Tucker explained the difference between the two proposed zones.

The proposed 500-foot radius map would only benefit the Kia Forum as it would cover the entire property to the sidewalk. For SoFi Stadium the 500-foot radius would not extend far enough and would allow street vendors to operate in the stadium’s parking lots.

“For SoFi [Stadium] it would not take us to Prairie or Pincay with the 500-foot radius,” Tucker said. “For the Forum the footprint is sufficient enough to cover Manchester, Prairie, Kareem Court and Pincay.”

“With a 1,000-foot radius, SoFi would take in portions of Pincay, Prairie and would still be on property to the south and to the east as well,” Tucker added. “For the Forum, it would have a greater footprint into the residential community going three blocks to the west.”

During public comment, residents asserted the city’s proposal appears to be an outright ban on street vending despite state law authorizing the activity.

“The same basis you are using to impose this 1,000-feet perimeter was specifically addressed in the state law which is a de-facto ban against vending and as the city attorney noted the city of Los Angeles is facing lawsuits for this and all you’re doing, by passing this is inviting lawsuits, unnecessary lawsuits and its laughable that you’re using a state law that was meant to give vendors right to ban the activity,” resident Marvin McCoy said. “A member of this council flagrantly saying ‘who cares if its 500 or 1,000 feet’ because they will do that because inviting lawsuits against the city is standard code of practice because the mayor doesn’t have to pay for lawsuits, the taxpayers do.”

Councilman Eloy Morales Jr. said he isn’t a fan of allowing street vending because it impacts small businesses and makes it difficult for them to prosper.

“The state of California has imposed this on us so we’re restricting as much as we can to protect the businesses but also the neighborhoods,” Morales said.

Morales said he primarily was concerned with how enforcing the new rules would be handled.

“In order to address those concerns, we’ve expanded our hours of operations and now work seven days a week and in the event something happens after hours telephone calls will come to me and then I will point it back to staff in order to address and the enforcement practices that we’ve engaged in are simple warnings and advisements and seeing if we can get voluntary compliance and in those rare instances where folks refuse we will contact Inglewood Police Department to issue citations and make sure the issue is resolved.”

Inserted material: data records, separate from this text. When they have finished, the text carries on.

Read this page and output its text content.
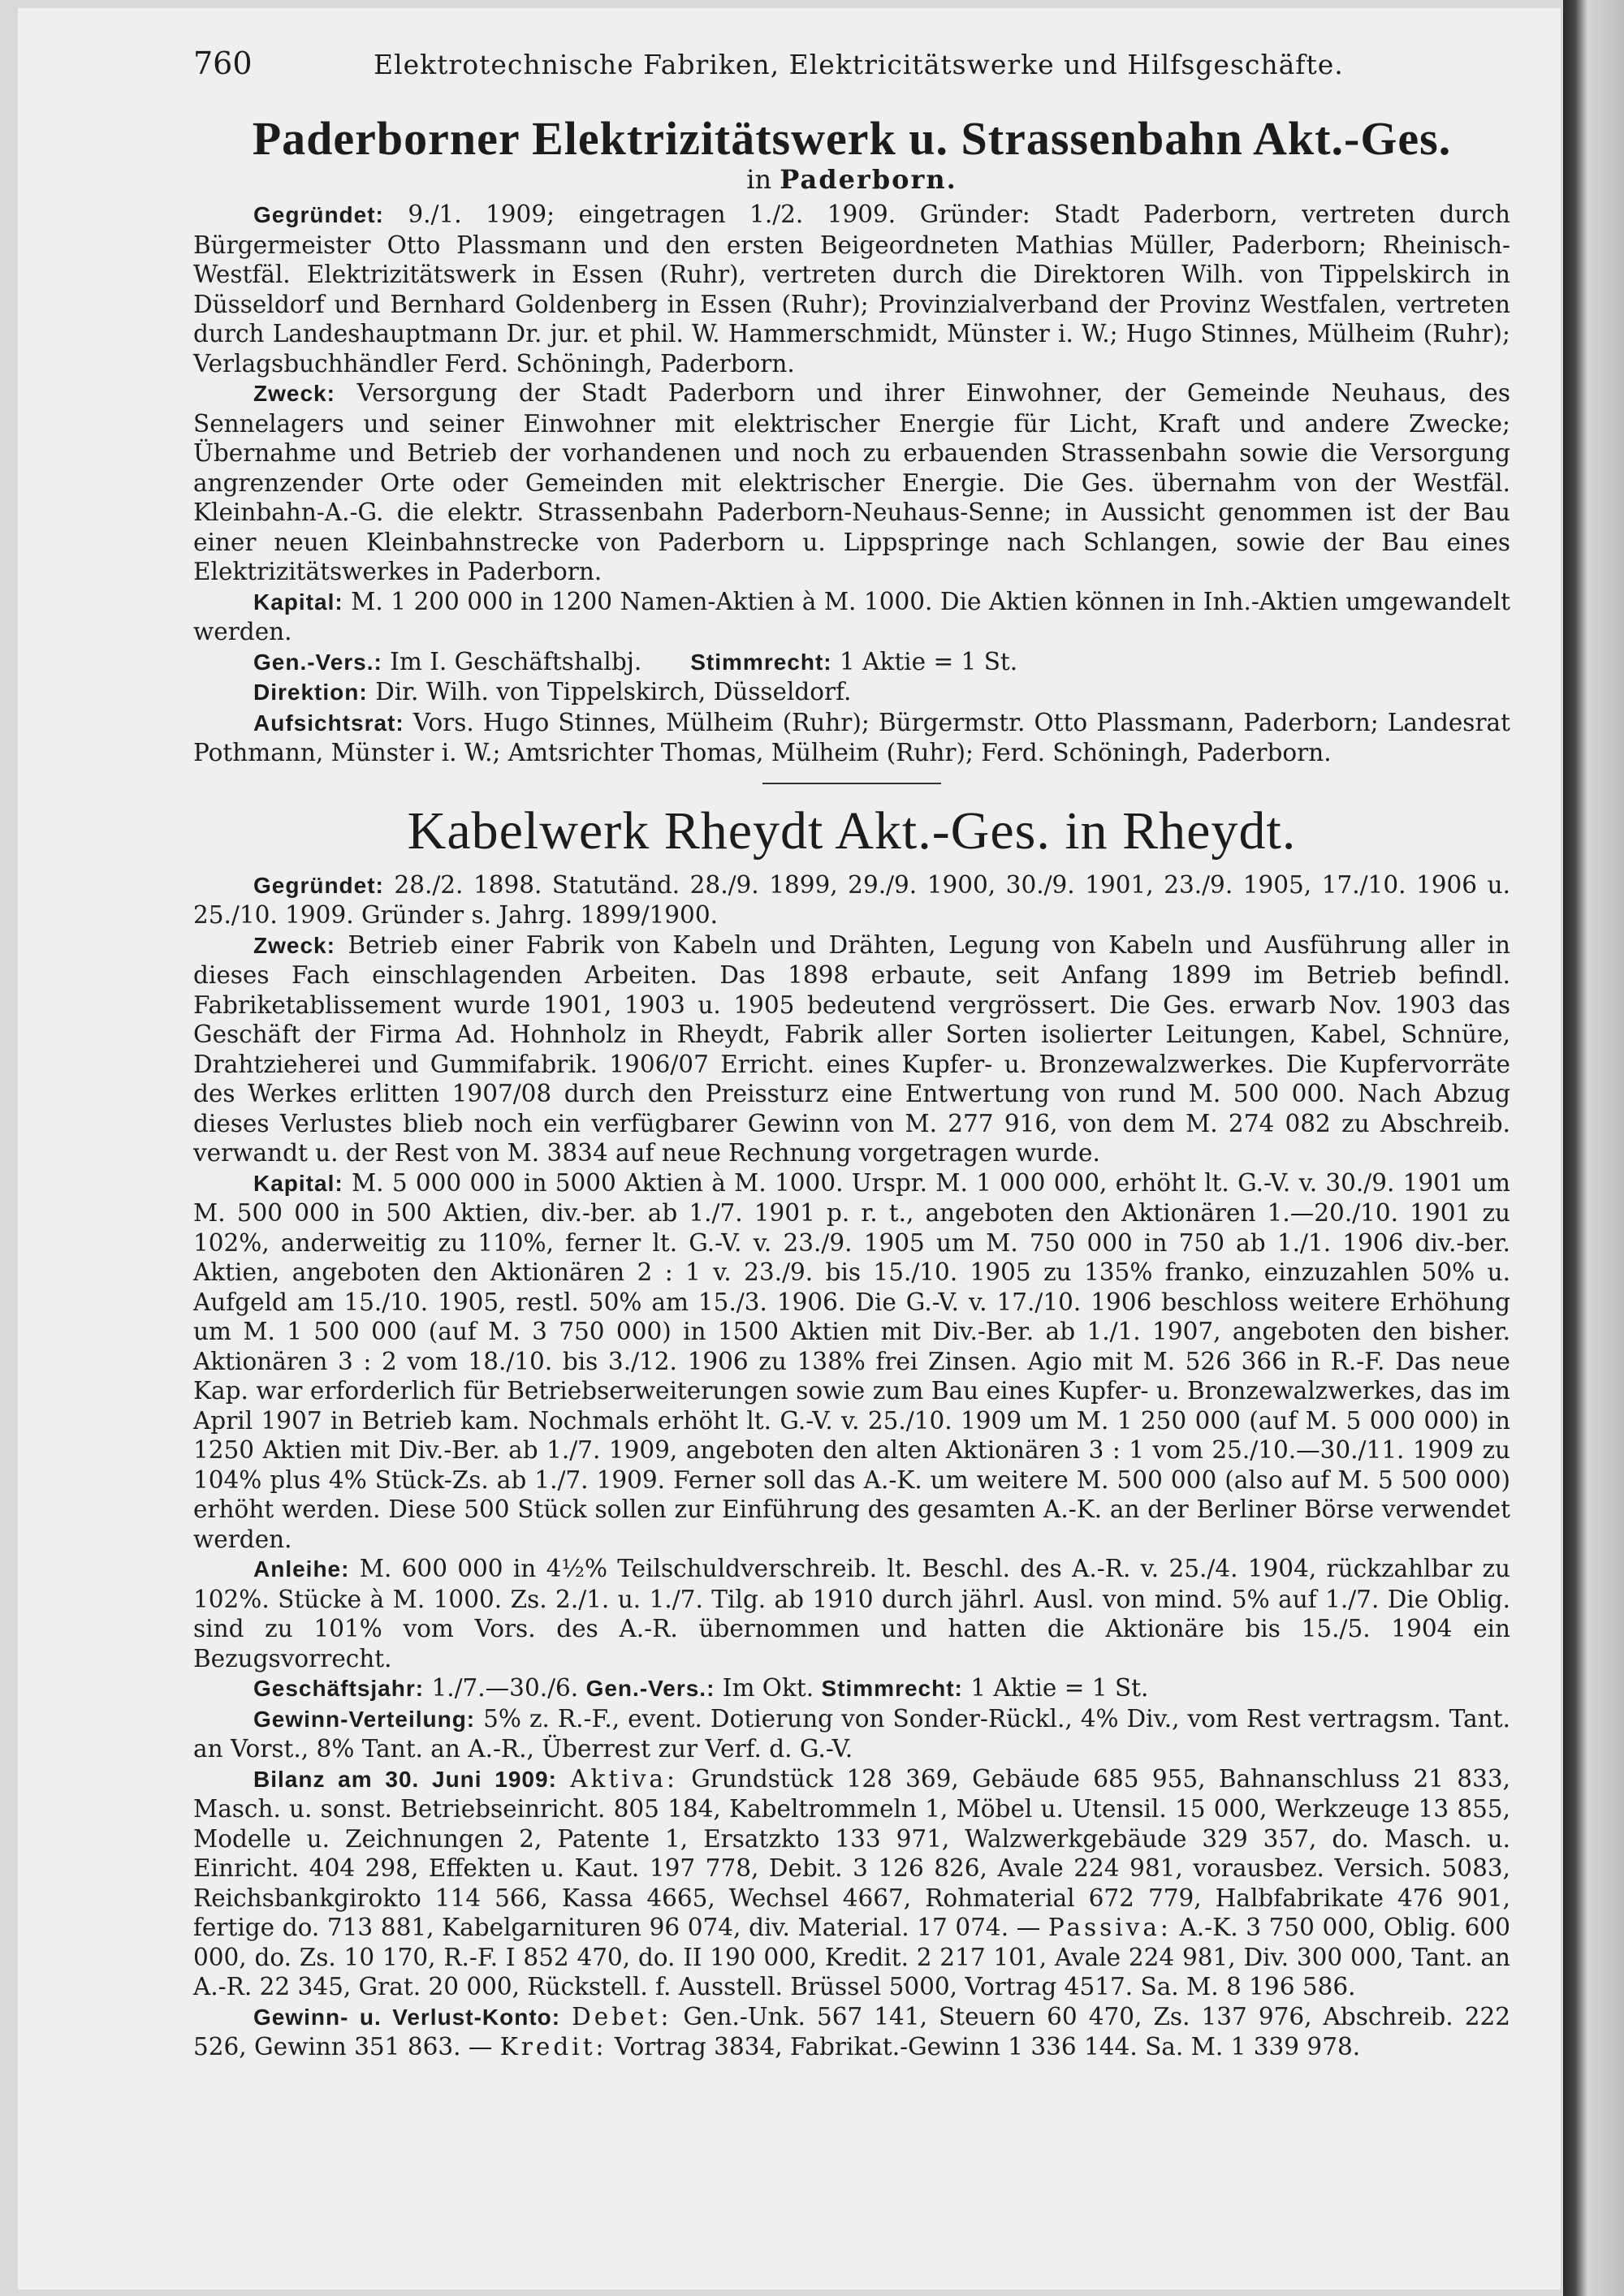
760	Elektrotechnische Fabriken, Elektricitätswerke und Hilfsgeschäfte.
Paderborner Elektrizitätswerk u. Strassenbahn Akt.-Ges.
in Paderborn.

Gegründet: 9./1. 1909; eingetragen 1./2. 1909. Gründer: Stadt Paderborn, vertreten durch Bürgermeister Otto Plassmann und den ersten Beigeordneten Mathias Müller, Paderborn; Rheinisch-Westfäl. Elektrizitätswerk in Essen (Ruhr), vertreten durch die Direktoren Wilh. von Tippelskirch in Düsseldorf und Bernhard Goldenberg in Essen (Ruhr); Provinzialverband der Provinz Westfalen, vertreten durch Landeshauptmann Dr. jur. et phil. W. Hammerschmidt, Münster i. W.; Hugo Stinnes, Mülheim (Ruhr); Verlagsbuchhändler Ferd. Schöningh, Paderborn.

Zweck: Versorgung der Stadt Paderborn und ihrer Einwohner, der Gemeinde Neuhaus, des Sennelagers und seiner Einwohner mit elektrischer Energie für Licht, Kraft und andere Zwecke; Übernahme und Betrieb der vorhandenen und noch zu erbauenden Strassenbahn sowie die Versorgung angrenzender Orte oder Gemeinden mit elektrischer Energie. Die Ges. übernahm von der Westfäl. Kleinbahn-A.-G. die elektr. Strassenbahn Paderborn-Neuhaus-Senne; in Aussicht genommen ist der Bau einer neuen Kleinbahnstrecke von Paderborn u. Lippspringe nach Schlangen, sowie der Bau eines Elektrizitätswerkes in Paderborn.

Kapital: M. 1 200 000 in 1200 Namen-Aktien à M. 1000. Die Aktien können in Inh.-Aktien umgewandelt werden.

Gen.-Vers.: Im I. Geschäftshalbj. Stimmrecht: 1 Aktie = 1 St.

Direktion: Dir. Wilh. von Tippelskirch, Düsseldorf.

Aufsichtsrat: Vors. Hugo Stinnes, Mülheim (Ruhr); Bürgermstr. Otto Plassmann, Paderborn; Landesrat Pothmann, Münster i. W.; Amtsrichter Thomas, Mülheim (Ruhr); Ferd. Schöningh, Paderborn.

Kabelwerk Rheydt Akt.-Ges. in Rheydt.

Gegründet: 28./2. 1898. Statutänd. 28./9. 1899, 29./9. 1900, 30./9. 1901, 23./9. 1905, 17./10. 1906 u. 25./10. 1909. Gründer s. Jahrg. 1899/1900.

Zweck: Betrieb einer Fabrik von Kabeln und Drähten, Legung von Kabeln und Ausführung aller in dieses Fach einschlagenden Arbeiten. Das 1898 erbaute, seit Anfang 1899 im Betrieb befindl. Fabriketablissement wurde 1901, 1903 u. 1905 bedeutend vergrössert. Die Ges. erwarb Nov. 1903 das Geschäft der Firma Ad. Hohnholz in Rheydt, Fabrik aller Sorten isolierter Leitungen, Kabel, Schnüre, Drahtzieherei und Gummifabrik. 1906/07 Erricht. eines Kupfer- u. Bronzewalzwerkes. Die Kupfervorräte des Werkes erlitten 1907/08 durch den Preissturz eine Entwertung von rund M. 500 000. Nach Abzug dieses Verlustes blieb noch ein verfügbarer Gewinn von M. 277 916, von dem M. 274 082 zu Abschreib. verwandt u. der Rest von M. 3834 auf neue Rechnung vorgetragen wurde.

Kapital: M. 5 000 000 in 5000 Aktien à M. 1000. Urspr. M. 1 000 000, erhöht lt. G.-V. v. 30./9. 1901 um M. 500 000 in 500 Aktien, div.-ber. ab 1./7. 1901 p. r. t., angeboten den Aktionären 1.—20./10. 1901 zu 102%, anderweitig zu 110%, ferner lt. G.-V. v. 23./9. 1905 um M. 750 000 in 750 ab 1./1. 1906 div.-ber. Aktien, angeboten den Aktionären 2 : 1 v. 23./9. bis 15./10. 1905 zu 135% franko, einzuzahlen 50% u. Aufgeld am 15./10. 1905, restl. 50% am 15./3. 1906. Die G.-V. v. 17./10. 1906 beschloss weitere Erhöhung um M. 1 500 000 (auf M. 3 750 000) in 1500 Aktien mit Div.-Ber. ab 1./1. 1907, angeboten den bisher. Aktionären 3 : 2 vom 18./10. bis 3./12. 1906 zu 138% frei Zinsen. Agio mit M. 526 366 in R.-F. Das neue Kap. war erforderlich für Betriebserweiterungen sowie zum Bau eines Kupfer- u. Bronzewalzwerkes, das im April 1907 in Betrieb kam. Nochmals erhöht lt. G.-V. v. 25./10. 1909 um M. 1 250 000 (auf M. 5 000 000) in 1250 Aktien mit Div.-Ber. ab 1./7. 1909, angeboten den alten Aktionären 3 : 1 vom 25./10.—30./11. 1909 zu 104% plus 4% Stück-Zs. ab 1./7. 1909. Ferner soll das A.-K. um weitere M. 500 000 (also auf M. 5 500 000) erhöht werden. Diese 500 Stück sollen zur Einführung des gesamten A.-K. an der Berliner Börse verwendet werden.

Anleihe: M. 600 000 in 4½% Teilschuldverschreib. lt. Beschl. des A.-R. v. 25./4. 1904, rückzahlbar zu 102%. Stücke à M. 1000. Zs. 2./1. u. 1./7. Tilg. ab 1910 durch jährl. Ausl. von mind. 5% auf 1./7. Die Oblig. sind zu 101% vom Vors. des A.-R. übernommen und hatten die Aktionäre bis 15./5. 1904 ein Bezugsvorrecht.

Geschäftsjahr: 1./7.—30./6. Gen.-Vers.: Im Okt. Stimmrecht: 1 Aktie = 1 St.

Gewinn-Verteilung: 5% z. R.-F., event. Dotierung von Sonder-Rückl., 4% Div., vom Rest vertragsm. Tant. an Vorst., 8% Tant. an A.-R., Überrest zur Verf. d. G.-V.

Bilanz am 30. Juni 1909: Aktiva: Grundstück 128 369, Gebäude 685 955, Bahnanschluss 21 833, Masch. u. sonst. Betriebseinricht. 805 184, Kabeltrommeln 1, Möbel u. Utensil. 15 000, Werkzeuge 13 855, Modelle u. Zeichnungen 2, Patente 1, Ersatzkto 133 971, Walzwerkgebäude 329 357, do. Masch. u. Einricht. 404 298, Effekten u. Kaut. 197 778, Debit. 3 126 826, Avale 224 981, vorausbez. Versich. 5083, Reichsbankgirokto 114 566, Kassa 4665, Wechsel 4667, Rohmaterial 672 779, Halbfabrikate 476 901, fertige do. 713 881, Kabelgarnituren 96 074, div. Material. 17 074. — Passiva: A.-K. 3 750 000, Oblig. 600 000, do. Zs. 10 170, R.-F. I 852 470, do. II 190 000, Kredit. 2 217 101, Avale 224 981, Div. 300 000, Tant. an A.-R. 22 345, Grat. 20 000, Rückstell. f. Ausstell. Brüssel 5000, Vortrag 4517. Sa. M. 8 196 586.

Gewinn- u. Verlust-Konto: Debet: Gen.-Unk. 567 141, Steuern 60 470, Zs. 137 976, Abschreib. 222 526, Gewinn 351 863. — Kredit: Vortrag 3834, Fabrikat.-Gewinn 1 336 144. Sa. M. 1 339 978.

Councilwoman Dionne Faulk, who represents the area where SoFi Stadium is located, said safety is her primary concern as the street vendors block the public right of way.

“What happens is that the carts, because they’re on the sidewalk, attendees of these venues have to walk in the street which is not safe,” Faulk said.

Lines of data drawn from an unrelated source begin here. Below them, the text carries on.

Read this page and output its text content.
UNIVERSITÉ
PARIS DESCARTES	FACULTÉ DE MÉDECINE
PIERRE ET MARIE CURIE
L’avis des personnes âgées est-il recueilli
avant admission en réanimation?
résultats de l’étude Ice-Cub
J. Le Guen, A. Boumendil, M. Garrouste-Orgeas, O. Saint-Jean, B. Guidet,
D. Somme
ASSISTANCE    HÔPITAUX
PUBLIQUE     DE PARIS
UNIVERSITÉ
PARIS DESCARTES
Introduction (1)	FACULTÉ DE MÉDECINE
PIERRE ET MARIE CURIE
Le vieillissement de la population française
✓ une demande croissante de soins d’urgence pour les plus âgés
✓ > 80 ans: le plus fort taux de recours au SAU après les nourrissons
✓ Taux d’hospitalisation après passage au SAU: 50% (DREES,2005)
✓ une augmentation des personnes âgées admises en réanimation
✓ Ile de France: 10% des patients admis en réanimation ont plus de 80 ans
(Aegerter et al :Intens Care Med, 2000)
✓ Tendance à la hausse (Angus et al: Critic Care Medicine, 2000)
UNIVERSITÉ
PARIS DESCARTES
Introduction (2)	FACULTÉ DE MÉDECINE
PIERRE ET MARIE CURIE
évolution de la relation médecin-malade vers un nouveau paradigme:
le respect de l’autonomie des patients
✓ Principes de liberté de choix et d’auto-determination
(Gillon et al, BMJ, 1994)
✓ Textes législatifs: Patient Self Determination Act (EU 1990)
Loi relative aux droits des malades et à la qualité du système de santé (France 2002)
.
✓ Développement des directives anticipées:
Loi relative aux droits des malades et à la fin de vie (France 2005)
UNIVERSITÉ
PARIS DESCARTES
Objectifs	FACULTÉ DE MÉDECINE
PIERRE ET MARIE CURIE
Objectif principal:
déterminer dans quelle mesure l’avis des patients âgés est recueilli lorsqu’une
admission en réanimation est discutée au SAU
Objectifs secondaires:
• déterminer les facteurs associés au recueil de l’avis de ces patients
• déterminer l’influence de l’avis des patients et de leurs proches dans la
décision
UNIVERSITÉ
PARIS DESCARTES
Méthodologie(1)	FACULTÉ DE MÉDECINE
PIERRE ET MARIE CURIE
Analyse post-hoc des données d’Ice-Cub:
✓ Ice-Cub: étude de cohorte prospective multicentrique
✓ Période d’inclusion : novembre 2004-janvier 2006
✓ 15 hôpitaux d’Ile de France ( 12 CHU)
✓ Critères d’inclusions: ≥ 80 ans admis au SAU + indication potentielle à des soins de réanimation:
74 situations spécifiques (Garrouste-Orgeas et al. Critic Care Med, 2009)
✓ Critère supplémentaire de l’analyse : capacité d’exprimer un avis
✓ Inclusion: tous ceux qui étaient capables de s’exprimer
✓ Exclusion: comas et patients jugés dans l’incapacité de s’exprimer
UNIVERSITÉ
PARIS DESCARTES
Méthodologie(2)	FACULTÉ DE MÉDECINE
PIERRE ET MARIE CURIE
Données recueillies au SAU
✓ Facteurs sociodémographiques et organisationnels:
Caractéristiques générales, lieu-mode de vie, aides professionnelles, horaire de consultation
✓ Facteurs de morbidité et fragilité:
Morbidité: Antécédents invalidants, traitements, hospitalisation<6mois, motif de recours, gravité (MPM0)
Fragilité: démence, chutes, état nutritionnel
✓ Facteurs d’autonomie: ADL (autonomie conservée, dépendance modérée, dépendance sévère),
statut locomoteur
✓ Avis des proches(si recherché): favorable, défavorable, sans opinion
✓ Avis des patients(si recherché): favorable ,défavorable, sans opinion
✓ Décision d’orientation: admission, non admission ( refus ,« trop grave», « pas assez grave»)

Neither the city nor police department provided any data to corroborate the council members’ assertions that small businesses are impacted by street vendors and/or the unsafe conditions, with blocking the public right of way, has caused documented injuries to event attendees.

The street vendors are primarily visible during event days which occur after hours and during weekends and not during the week when small businesses are open which was corroborated by Mayor Butts when he asked Tucker about deployment of code enforcement to enforce the newly adopted regulations.

“We’re going to have peak deployment Friday, Saturday and Sundays for event days?” asked Butts to which Tucker responded “yes.”

The ordinance will go into effect in 45 days.